Once I had a few moments to hold my other two children and let them know how sorry I was that they had to bear these past few hours alone, the busines of death began. How cold that sounds...the business of death. But that seemed to be what we were facing. As I dealt with the family and friends who met us, Wayne talked with the hospital's representative for organ donations. I did not get to meet with her, but Wayne said that she was calm and compassionate. Can a heart sink anymore? When I heard that his organs were not viable for donation, I felt that I had lost the last chance to "feel" that Chris was still alive. . Heart valves, and corneas...that was all...? What's the point of making that precious body go through any more for such a small donation? A quick flash to fifteen years before...Wayne's 2 nieces were born with congenital cateracts and had received donor corneas. Okay, maybe it would help someone. So that was it; end of that decision. Or so I thought.

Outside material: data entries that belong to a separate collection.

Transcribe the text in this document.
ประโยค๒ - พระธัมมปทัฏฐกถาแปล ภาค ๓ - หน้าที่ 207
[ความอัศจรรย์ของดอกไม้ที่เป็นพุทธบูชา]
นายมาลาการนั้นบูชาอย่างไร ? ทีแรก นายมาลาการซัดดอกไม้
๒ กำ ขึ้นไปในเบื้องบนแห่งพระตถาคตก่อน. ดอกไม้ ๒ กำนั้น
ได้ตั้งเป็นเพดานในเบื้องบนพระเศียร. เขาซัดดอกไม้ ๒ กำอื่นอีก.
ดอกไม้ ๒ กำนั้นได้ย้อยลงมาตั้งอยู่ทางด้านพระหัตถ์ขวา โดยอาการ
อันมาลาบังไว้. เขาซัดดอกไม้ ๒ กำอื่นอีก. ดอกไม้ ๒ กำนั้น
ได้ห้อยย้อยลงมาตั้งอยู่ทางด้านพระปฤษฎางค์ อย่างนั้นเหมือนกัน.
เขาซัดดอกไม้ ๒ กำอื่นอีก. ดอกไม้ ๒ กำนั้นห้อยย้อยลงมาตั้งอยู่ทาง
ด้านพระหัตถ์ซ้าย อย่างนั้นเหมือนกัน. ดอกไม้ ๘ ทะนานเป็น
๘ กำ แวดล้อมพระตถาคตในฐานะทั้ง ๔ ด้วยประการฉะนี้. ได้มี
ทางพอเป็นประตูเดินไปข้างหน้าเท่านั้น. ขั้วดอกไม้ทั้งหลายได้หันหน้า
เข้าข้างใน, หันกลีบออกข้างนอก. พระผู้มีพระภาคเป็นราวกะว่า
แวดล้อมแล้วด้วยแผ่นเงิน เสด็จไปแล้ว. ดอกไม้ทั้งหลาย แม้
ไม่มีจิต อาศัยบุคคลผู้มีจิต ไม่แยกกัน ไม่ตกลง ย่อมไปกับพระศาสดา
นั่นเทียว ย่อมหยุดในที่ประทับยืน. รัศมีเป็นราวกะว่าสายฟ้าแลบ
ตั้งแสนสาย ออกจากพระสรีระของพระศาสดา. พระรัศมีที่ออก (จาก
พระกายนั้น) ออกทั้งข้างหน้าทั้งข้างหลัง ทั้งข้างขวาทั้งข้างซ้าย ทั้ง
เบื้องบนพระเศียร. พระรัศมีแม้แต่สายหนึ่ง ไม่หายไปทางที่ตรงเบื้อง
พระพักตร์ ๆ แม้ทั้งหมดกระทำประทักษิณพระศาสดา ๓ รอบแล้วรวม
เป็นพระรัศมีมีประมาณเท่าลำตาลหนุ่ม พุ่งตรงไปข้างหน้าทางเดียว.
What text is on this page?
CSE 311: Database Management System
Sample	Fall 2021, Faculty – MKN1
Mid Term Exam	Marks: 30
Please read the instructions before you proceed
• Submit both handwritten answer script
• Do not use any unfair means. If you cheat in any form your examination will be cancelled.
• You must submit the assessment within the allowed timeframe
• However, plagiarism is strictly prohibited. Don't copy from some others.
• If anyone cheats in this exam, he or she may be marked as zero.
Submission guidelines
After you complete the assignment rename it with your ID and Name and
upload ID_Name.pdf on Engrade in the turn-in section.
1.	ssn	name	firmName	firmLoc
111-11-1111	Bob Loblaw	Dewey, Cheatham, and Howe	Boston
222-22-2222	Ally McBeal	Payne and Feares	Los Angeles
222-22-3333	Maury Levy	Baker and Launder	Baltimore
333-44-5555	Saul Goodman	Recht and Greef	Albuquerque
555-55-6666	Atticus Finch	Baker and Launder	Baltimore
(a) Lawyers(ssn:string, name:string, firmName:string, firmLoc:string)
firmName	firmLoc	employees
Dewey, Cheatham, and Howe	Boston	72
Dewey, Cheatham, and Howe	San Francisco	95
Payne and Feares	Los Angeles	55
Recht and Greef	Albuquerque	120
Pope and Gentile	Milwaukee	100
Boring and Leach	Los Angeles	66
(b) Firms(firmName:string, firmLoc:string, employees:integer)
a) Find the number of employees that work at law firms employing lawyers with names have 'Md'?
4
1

You hear about how the days and weeks after are a blur. They are. Daily life begins to take on a new distant meaning. The letters, cards of sympathy, insurance forms, hospital bills pile up on the kitchen table. About a month later I opened a letter from Donor Alliance. This was not just another form letter that wound up lost on the pile. Although I knew that it was probably a routine letter of "thank you for your gift of life," the words seemed more personal and specific to our individual situation. The writer said that Chris's (She used his name!) corneas and valves had been used, but she could not divulge specific information about the recipients. I ached to know more, but knew that I might be met with disappointment, so I packed away the letter and tried to put my curiosity to rest.
Over the course of the next 18 months, during holidays and particularly difficult anniversaries and birthdays, we would get another letter with a handout or pamphlet, which helped us deal with our grief. Each communication from Donor Alliance became a soothing salve for our grieving wound. What I thought would be an impersonal "harvest" became a driving force to my healing. I felt a personal connection to the After Care correspondent but did not want to pierce that veil of anonymity.
I wish I could say we had that miraculous meeting you see on TV that unites the donors with the recepients, but it never happened. I sometimes get to a point of anger when these reunions are shown, because it does bring such false hope. Nevertheless, I do praise the After Care program especially because of its service to those like me who hang on to the hope that their loved ones will not be forgotten.